进行到最后 jupyter notebook进度条停住了
最主要的是最后循环退出来的时候需要梯度更新
for batch_ids,batch_token,batch_text,batch_offset,batch_attention_mask,batch_label in tqdm(train_loader):
batch_token = batch_token.to(device)
batch_attention_mask = batch_attention_mask.to(device)
batch_label = batch_label.to(device)
loss = compute_multilabel_loss(model,batch_token,batch_attention_mask,batch_label)

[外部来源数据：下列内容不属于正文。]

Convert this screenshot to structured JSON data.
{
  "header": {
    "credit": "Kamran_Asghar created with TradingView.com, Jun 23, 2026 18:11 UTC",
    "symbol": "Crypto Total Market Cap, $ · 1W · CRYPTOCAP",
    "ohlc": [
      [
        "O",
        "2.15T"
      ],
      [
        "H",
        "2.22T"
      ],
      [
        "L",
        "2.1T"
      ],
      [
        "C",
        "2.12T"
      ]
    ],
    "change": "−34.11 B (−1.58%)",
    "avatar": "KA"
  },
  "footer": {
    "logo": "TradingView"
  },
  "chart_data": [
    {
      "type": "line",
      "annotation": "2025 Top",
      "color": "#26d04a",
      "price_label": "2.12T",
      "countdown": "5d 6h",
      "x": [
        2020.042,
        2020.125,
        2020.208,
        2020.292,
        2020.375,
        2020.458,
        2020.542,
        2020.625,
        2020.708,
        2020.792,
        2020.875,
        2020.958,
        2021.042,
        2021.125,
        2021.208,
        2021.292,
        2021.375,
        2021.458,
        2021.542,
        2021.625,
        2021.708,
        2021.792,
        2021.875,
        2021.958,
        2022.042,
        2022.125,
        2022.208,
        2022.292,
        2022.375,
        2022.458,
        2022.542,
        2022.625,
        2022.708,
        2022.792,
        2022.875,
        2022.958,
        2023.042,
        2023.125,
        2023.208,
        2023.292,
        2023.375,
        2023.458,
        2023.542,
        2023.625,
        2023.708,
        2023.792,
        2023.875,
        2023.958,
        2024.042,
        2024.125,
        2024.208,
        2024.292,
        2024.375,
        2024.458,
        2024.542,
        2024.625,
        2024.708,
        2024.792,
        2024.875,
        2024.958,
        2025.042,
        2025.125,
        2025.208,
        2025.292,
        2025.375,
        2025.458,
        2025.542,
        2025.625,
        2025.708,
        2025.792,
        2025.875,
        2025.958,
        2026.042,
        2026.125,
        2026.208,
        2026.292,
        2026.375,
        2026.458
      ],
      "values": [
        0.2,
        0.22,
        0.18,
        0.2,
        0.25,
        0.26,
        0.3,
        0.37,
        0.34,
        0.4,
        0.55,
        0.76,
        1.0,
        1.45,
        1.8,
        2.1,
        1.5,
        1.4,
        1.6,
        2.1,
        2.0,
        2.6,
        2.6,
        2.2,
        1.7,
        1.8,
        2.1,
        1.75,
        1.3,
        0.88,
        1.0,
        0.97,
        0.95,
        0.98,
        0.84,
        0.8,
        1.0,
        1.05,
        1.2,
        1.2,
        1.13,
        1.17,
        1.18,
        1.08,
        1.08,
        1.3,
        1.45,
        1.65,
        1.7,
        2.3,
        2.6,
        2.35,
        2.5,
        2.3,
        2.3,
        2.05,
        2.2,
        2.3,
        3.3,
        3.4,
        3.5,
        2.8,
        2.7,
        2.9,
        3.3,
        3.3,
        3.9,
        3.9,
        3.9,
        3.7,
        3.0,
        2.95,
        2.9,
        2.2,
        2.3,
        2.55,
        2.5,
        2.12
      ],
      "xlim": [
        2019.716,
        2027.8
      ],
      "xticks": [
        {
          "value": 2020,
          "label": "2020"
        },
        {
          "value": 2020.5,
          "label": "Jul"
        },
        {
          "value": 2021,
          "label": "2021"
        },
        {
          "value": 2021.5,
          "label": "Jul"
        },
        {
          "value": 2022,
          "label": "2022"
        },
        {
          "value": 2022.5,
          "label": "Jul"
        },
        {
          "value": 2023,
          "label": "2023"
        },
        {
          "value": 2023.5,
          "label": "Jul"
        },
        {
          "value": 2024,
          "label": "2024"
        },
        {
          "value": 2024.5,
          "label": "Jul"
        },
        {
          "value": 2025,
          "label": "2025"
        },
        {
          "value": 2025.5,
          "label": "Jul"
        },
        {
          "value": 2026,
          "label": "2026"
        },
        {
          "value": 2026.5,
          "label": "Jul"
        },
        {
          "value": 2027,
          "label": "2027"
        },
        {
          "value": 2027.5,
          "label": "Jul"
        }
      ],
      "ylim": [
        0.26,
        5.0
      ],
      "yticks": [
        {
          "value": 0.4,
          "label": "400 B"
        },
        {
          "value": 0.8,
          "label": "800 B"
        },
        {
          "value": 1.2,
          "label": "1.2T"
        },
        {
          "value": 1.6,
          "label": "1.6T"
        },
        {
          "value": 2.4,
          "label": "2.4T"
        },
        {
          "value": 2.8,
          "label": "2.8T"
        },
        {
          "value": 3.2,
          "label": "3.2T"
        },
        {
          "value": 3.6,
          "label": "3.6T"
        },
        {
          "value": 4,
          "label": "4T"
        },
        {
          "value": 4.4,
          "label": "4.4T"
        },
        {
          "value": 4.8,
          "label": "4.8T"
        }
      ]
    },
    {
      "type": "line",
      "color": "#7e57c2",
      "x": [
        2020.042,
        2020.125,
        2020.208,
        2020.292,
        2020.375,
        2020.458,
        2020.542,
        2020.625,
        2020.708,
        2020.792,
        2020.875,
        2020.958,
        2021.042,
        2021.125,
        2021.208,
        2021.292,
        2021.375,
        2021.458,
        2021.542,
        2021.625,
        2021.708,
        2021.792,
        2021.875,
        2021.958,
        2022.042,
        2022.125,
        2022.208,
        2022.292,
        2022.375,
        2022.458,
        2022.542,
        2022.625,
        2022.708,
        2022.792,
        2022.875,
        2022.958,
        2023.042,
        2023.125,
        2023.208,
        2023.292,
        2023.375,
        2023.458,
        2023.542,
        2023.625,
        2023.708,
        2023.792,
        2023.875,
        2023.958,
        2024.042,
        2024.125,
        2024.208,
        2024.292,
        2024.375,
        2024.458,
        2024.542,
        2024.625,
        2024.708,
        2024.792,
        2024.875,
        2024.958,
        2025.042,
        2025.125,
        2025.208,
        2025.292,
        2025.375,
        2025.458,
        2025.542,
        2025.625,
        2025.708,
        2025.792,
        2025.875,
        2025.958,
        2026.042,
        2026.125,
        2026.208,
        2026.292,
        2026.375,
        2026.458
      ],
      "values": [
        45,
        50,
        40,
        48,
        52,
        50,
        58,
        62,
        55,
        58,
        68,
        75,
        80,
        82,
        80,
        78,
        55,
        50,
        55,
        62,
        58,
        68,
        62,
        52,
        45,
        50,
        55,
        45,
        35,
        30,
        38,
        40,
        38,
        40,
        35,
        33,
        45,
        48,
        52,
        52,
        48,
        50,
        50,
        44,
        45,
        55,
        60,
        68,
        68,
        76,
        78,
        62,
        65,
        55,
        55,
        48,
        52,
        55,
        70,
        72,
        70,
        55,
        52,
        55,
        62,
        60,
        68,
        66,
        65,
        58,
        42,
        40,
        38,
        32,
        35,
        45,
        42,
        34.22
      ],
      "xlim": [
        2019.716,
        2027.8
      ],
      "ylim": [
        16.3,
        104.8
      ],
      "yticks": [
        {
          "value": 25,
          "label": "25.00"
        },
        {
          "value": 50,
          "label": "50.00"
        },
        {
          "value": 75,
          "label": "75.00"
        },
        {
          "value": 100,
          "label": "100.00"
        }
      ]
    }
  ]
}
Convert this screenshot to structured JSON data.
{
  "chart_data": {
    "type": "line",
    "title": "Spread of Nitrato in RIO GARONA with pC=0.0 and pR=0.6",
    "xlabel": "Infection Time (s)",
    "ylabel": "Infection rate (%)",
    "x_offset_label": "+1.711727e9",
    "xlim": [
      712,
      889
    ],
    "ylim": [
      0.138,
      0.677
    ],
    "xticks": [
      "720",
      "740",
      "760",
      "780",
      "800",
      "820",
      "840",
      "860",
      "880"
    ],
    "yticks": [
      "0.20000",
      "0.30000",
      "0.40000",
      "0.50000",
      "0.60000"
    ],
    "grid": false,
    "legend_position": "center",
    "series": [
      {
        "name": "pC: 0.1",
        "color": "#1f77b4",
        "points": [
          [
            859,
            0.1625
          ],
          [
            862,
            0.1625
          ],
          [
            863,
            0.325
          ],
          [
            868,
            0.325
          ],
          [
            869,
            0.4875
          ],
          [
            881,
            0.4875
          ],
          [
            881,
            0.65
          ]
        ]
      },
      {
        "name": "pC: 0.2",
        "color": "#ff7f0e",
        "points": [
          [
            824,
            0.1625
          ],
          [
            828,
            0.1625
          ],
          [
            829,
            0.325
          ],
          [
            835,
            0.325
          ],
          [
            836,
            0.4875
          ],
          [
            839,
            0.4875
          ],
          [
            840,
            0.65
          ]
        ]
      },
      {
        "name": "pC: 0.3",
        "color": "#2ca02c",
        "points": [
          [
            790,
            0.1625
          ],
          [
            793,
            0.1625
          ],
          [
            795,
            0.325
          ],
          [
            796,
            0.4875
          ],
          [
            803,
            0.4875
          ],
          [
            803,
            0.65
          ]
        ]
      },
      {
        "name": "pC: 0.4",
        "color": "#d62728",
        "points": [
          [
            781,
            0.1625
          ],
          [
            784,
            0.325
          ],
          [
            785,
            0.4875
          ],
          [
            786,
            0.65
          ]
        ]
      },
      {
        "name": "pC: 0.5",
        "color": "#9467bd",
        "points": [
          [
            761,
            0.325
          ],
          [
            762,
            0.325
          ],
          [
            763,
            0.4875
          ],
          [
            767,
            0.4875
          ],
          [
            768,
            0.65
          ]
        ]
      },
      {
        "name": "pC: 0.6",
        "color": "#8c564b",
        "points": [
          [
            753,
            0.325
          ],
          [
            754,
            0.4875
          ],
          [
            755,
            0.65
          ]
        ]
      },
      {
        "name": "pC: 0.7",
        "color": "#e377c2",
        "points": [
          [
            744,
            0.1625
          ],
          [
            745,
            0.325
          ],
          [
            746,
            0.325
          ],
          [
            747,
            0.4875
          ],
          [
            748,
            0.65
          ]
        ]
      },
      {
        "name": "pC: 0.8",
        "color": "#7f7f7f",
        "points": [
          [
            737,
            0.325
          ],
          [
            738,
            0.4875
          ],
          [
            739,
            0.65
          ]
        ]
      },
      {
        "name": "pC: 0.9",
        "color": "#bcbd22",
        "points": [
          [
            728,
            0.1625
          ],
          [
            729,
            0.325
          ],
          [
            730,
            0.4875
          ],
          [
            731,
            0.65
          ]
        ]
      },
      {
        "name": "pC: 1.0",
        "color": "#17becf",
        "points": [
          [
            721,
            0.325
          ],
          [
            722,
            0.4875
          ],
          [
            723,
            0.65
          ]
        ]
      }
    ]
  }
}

#loss, logits = model(input_ids=batch_token, attention_mask=batch_attention_mask, labels=batch_label,
# return_dict=False)
train_loss = train_loss+loss
loss.backward()
if((i+1)%accumulation_steps)==0:
optimizer.step() # 反向传播,更新网络参数
optimizer.zero_grad() # 清空梯度
i = i+1
optimizer.step()
optimizer.zero_grad()
#退出来的时候莫忘梯度更新
scheduler.step()
问题并未解决
加上平均loss尝试?
for batch_ids,batch_token,batch_text,batch_offset,batch_attention_mask,batch_label in tqdm(train_loader):
batch_token = batch_token.to(device)
batch_attention_mask = batch_attention_mask.to(device)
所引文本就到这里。